Modelling and Simulation of Ketoconazole inhibition when co-administration time is not sufficient: role of CYP3A function recovery
Gianluca Nucci, Italo Poggesi and Roberto Gomeni
Clinical Pharmacokinetics /Modelling & Simulation
Introduction: In this study ketoconazole (keto), a potent CYP3A inhibitor, was co-administered with GSK drug X (X) to assess the extent of interaction as well as the relevance of CYP3A (3A) on X metabolism. Given the prolonged elimination of X (t1/2 ~ 40-60 hours), the study was amended part-way to increase the duration of keto dosing so that two groups with different keto durations were examined (200 mg BID from day -4 to day 4 in group 1 and from day -4 to day 10 in group 2). Given the maximum recommended duration of keto dosing, it was not possible to fully assess the extent of inhibition with standard methods, especially considering that the decline of X plasma concentration was markedly different after stopping keto administration, returning back to the non-inhibited values. This lead to the paradoxical observation of higher AUClast ratios than AUCinf ratios.

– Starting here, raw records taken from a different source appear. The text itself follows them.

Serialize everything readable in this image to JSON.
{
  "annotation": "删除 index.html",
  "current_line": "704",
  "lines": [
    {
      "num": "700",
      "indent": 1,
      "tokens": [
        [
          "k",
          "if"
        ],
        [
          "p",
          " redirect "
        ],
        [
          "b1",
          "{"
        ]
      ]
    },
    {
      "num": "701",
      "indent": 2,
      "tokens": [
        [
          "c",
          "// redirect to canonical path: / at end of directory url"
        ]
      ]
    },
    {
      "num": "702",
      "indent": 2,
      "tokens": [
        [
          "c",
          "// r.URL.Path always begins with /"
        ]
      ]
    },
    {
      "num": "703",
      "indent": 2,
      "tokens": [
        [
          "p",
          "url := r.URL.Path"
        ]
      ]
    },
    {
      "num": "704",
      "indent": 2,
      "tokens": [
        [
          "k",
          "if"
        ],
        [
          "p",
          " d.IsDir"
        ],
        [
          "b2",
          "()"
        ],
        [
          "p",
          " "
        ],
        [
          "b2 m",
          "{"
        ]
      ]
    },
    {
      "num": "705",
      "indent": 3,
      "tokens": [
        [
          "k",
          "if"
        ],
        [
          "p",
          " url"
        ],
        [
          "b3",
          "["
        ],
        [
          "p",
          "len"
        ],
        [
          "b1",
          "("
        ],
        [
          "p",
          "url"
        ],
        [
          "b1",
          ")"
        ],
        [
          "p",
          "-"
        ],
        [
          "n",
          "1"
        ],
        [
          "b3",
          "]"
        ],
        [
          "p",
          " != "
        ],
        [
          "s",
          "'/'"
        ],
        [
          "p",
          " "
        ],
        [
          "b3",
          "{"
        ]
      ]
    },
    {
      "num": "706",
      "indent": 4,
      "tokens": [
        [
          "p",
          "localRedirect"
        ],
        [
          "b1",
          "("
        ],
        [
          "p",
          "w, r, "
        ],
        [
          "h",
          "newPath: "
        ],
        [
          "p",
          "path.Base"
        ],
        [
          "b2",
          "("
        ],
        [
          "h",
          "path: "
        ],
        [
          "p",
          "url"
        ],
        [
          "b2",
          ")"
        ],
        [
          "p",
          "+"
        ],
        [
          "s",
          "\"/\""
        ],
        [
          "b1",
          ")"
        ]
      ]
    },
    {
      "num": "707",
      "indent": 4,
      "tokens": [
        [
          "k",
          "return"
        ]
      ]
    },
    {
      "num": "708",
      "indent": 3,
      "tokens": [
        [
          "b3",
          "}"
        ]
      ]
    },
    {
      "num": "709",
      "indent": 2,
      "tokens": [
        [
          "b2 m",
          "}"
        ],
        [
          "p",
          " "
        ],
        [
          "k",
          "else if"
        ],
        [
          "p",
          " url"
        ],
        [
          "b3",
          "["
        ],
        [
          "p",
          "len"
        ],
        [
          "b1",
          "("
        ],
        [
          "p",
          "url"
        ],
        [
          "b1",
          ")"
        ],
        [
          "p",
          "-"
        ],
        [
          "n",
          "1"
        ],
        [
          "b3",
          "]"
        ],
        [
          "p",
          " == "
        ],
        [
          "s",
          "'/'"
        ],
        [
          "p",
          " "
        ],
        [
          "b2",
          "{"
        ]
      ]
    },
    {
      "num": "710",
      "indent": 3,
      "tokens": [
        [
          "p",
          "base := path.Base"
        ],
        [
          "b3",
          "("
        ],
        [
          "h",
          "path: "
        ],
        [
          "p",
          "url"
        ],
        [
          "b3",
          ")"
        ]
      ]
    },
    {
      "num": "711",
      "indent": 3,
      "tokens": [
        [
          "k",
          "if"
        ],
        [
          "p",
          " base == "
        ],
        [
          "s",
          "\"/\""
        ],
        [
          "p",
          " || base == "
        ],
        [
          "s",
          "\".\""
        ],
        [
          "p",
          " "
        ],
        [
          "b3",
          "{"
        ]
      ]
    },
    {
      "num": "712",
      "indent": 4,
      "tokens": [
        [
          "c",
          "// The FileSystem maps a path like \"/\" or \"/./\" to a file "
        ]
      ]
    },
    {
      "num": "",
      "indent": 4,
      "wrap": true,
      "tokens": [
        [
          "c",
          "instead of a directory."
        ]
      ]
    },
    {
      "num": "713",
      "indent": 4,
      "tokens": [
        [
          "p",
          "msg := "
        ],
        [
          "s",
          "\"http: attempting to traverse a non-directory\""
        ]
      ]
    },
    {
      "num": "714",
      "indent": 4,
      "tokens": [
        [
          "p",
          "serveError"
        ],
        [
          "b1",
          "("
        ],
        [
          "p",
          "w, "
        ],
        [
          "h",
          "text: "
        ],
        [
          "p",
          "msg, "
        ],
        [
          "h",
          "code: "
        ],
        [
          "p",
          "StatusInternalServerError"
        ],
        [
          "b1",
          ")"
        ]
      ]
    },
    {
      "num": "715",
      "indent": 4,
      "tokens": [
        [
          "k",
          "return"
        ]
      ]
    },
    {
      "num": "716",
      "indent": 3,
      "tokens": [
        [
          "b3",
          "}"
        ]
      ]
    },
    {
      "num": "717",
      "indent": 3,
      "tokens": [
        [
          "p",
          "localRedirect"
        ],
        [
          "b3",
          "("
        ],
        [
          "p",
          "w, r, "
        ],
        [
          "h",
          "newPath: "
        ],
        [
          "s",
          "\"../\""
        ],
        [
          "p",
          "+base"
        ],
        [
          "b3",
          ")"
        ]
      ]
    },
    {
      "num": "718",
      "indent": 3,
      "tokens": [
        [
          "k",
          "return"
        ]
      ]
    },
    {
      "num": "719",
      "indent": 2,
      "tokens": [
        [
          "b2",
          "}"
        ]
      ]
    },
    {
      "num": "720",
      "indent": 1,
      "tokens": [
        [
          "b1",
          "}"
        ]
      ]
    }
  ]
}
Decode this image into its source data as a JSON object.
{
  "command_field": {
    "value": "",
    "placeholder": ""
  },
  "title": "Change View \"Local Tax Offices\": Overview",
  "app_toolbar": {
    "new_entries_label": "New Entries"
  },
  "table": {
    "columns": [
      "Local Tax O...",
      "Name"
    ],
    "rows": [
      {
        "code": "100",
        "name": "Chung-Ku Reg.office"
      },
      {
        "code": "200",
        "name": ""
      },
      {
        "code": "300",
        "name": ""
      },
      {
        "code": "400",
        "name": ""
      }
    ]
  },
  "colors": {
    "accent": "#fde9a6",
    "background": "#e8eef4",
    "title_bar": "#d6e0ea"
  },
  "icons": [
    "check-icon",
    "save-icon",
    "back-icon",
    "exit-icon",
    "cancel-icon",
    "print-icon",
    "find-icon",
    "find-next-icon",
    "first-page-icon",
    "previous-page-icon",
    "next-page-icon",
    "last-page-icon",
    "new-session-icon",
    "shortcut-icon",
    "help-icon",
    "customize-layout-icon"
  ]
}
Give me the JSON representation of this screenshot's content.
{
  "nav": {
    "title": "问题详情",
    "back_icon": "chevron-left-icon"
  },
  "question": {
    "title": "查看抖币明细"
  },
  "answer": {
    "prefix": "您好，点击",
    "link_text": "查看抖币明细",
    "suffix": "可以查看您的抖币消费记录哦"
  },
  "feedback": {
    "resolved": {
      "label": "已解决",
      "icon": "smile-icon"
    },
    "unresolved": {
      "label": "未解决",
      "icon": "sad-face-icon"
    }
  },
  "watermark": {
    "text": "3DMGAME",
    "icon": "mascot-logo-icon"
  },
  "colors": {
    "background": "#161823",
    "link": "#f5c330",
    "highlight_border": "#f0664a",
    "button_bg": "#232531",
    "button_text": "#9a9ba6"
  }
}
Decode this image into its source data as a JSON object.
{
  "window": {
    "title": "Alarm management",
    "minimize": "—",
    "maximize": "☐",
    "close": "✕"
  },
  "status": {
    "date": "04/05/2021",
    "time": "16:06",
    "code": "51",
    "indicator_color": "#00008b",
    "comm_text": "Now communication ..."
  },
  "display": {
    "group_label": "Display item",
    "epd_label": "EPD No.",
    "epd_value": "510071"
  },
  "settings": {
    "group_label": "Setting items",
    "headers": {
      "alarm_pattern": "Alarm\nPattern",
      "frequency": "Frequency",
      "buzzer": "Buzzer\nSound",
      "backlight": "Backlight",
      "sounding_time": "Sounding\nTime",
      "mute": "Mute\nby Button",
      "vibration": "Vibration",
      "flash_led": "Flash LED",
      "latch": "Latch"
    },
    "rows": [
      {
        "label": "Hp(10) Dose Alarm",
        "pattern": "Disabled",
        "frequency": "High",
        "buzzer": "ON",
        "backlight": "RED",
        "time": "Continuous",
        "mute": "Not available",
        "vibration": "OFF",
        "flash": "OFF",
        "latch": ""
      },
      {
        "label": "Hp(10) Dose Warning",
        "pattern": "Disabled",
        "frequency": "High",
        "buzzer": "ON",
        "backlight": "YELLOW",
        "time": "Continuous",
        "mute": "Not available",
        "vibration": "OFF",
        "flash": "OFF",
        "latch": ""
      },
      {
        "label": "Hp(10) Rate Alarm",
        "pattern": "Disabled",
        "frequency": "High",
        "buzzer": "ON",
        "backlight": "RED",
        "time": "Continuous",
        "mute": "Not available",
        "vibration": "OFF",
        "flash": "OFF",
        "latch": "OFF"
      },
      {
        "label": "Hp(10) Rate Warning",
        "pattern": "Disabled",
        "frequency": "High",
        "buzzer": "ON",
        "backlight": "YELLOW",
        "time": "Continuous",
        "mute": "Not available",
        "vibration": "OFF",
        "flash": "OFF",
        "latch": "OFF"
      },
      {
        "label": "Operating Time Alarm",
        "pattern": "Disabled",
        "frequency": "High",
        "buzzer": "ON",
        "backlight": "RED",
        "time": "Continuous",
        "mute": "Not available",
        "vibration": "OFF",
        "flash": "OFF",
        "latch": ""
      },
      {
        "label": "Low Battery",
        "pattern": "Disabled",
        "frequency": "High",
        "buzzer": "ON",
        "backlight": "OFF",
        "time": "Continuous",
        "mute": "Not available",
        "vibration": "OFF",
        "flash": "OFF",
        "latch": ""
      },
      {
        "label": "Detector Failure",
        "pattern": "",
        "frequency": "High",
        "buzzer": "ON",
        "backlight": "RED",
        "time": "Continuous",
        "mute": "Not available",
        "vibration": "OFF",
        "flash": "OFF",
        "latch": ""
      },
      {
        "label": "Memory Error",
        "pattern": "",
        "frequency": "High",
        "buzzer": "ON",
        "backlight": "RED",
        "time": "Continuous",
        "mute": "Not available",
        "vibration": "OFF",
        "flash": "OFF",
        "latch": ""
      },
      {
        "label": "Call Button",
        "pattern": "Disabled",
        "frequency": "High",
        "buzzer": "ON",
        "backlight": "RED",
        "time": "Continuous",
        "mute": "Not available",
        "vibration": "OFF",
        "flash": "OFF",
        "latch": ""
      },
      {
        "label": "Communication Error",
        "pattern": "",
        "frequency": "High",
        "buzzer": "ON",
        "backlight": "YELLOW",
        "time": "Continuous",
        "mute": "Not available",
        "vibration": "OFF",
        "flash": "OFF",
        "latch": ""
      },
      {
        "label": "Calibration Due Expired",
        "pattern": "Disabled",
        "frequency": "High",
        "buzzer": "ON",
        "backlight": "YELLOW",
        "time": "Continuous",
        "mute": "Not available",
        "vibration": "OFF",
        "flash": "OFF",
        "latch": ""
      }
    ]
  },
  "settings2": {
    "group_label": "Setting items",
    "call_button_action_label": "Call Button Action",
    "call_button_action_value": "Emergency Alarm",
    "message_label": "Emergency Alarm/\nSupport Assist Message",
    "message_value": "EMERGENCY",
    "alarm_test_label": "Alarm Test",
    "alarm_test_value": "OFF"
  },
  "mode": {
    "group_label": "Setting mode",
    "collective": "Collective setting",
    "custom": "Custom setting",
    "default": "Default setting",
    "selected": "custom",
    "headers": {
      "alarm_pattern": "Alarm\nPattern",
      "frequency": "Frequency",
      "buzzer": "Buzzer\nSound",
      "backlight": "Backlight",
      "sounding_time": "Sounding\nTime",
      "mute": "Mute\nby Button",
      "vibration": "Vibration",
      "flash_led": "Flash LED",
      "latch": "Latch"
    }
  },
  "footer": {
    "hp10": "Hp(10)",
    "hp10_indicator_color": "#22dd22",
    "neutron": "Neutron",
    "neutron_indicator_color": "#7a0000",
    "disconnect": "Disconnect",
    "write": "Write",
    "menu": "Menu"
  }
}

Objectives: The objective of this study was to model keto-X interaction data to estimate the extent of the full metabolic inhibition and to simulate X profile with different keto regimens.
Methods: Methods: A two-compartment model with first-order absorption and lag-time was used for X . It was fitted to the non-inhibited state data of 36 healthy volunteers (20 in group 1 and 16 in group 2) using NONMEM VI. Individual covariate used to refine the model estimates were age, weight and sex. The inhibition phase was then introduced using the time of keto co-administration as covariate. Different keto inhibition structures were employed and the best one (based on GOF considerations) was retained.
Results: The best base model retained a correlation between inter-individual variability in CL and central distribution volume. In the best inhibition model keto was found to both decrease CL and increase first pass of X. As expected, subjects with higher baseline clearance had higher inhibition (modelled as a correlation between non-inhibited CL and extent of inhibition). The time course of 3A recovery was introduced as an exponential function of time after stopping keto.
Conclusions: The model provided good fit of the observed data and enabled to assess individual and population inhibition results. Therefore, using simulations, it was possible to evaluate the full extent of 3A involvement in drug X metabolism as well as the influence of different durations of keto co-administration.